Para pengamat menilai bahwa penggunaan data yang berbeda antara Danantara dengan laporan resmi bisa mengurangi kepercayaan publik terhadap informasi BUMN. “Jika data tidak konsisten, maka Official Announcement bisa disalahartikan sebagai upaya memanipulasi narasi,” ujar Herry. Ia menyarankan bahwa lembaga seperti Danantara perlu menyelaraskan metode pengumpulan data dengan standar laporan keuangan yang diterima secara umum.

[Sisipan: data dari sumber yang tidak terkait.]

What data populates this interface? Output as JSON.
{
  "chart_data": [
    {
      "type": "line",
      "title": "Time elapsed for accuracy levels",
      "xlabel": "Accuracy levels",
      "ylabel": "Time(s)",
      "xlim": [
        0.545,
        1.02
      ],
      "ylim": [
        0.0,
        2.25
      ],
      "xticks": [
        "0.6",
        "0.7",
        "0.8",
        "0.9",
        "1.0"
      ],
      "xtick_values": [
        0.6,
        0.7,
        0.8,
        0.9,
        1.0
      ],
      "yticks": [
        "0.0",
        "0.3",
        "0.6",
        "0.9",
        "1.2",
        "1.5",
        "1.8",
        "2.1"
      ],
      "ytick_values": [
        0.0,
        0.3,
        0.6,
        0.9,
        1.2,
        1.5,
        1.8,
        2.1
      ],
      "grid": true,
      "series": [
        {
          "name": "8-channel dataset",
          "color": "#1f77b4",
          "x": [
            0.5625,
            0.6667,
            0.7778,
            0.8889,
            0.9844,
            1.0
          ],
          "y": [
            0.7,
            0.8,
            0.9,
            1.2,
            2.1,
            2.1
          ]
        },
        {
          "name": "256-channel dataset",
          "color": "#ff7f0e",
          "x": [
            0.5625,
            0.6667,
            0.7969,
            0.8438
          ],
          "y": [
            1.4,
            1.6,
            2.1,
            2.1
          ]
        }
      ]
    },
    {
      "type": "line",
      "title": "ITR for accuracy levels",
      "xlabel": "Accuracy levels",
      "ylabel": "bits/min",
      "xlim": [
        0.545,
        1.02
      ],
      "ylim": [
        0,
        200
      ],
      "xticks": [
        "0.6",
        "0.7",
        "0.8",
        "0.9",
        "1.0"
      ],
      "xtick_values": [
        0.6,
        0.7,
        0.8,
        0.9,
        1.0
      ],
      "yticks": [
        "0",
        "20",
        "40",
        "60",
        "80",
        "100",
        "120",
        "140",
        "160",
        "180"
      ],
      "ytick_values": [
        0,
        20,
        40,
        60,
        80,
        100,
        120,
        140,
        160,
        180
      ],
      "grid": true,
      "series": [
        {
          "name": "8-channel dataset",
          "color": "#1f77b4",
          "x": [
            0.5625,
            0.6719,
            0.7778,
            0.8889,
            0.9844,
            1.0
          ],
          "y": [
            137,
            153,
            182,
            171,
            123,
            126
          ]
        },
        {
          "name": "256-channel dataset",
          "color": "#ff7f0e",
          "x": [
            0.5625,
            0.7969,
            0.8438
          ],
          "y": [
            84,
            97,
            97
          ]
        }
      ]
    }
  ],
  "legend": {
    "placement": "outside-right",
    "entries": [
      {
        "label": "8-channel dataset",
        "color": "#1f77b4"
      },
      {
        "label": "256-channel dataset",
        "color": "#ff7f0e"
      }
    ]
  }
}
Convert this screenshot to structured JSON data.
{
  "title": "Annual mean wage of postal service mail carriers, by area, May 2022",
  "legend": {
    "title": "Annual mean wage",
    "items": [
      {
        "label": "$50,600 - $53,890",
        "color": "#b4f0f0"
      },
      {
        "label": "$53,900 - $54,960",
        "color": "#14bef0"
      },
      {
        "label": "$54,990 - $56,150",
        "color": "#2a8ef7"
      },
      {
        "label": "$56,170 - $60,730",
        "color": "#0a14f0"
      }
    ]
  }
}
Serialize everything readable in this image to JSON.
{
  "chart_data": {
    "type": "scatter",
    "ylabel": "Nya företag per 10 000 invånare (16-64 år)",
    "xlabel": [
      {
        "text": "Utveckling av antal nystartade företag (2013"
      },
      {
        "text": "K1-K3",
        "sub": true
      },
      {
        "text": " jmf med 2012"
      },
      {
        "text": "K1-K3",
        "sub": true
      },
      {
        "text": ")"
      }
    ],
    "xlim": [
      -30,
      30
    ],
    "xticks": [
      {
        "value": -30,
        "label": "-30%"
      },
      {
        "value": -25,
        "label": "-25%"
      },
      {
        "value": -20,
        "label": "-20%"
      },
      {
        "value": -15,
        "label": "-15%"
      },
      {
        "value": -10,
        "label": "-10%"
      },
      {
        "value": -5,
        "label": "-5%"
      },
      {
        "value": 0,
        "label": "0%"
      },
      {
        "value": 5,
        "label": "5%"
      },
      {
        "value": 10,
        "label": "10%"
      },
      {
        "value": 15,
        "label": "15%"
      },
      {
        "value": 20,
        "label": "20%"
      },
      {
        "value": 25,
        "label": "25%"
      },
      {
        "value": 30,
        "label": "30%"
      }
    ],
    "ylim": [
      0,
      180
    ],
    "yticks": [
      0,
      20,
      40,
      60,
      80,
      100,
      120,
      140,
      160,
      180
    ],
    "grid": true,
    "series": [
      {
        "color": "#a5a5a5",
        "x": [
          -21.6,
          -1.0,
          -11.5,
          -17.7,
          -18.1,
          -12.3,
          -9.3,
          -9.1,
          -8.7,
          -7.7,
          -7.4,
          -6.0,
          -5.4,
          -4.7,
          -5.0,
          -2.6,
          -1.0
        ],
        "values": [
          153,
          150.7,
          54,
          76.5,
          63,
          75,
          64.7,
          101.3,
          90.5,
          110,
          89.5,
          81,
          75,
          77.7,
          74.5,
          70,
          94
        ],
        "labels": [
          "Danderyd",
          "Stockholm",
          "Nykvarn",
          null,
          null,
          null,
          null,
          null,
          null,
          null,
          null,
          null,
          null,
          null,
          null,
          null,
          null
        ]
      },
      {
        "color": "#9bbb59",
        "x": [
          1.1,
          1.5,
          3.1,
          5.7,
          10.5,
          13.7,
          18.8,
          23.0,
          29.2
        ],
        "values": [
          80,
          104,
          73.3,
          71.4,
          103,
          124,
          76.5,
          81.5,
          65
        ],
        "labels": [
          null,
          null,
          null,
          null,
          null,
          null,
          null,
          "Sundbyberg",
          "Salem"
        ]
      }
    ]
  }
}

Selain itu, Herry menyoroti pentingnya sinergi antar-BUMN. Ia menilai beberapa lini usaha, seperti logistik dan air minum dalam kemasan, masih belum diintegrasikan secara optimal. “Official Announcement ini juga harus mengevaluasi efisiensi kerja sama antar-BUMN, karena sinergi bisa menjadi faktor penentu dalam peningkatan kualitas layanan,” katanya. Dengan demikian, data yang disajikan perlu mencakup analisis menyeluruh, bukan hanya angka laba.

Danantara Indonesia, sebagai lembaga penyajian data, perlu memastikan bahwa Official Announcementnya mencerminkan realitas yang benar. Masyarakat dan investor akan lebih percaya jika data dibandingkan secara objektif, termasuk dalam konteks pengelolaan keuangan dan peningkatan bisnis BUMN. Herry menegaskan bahwa transparansi dan akurasi data adalah kunci dalam menyampaikan informasi yang bermakna bagi publik.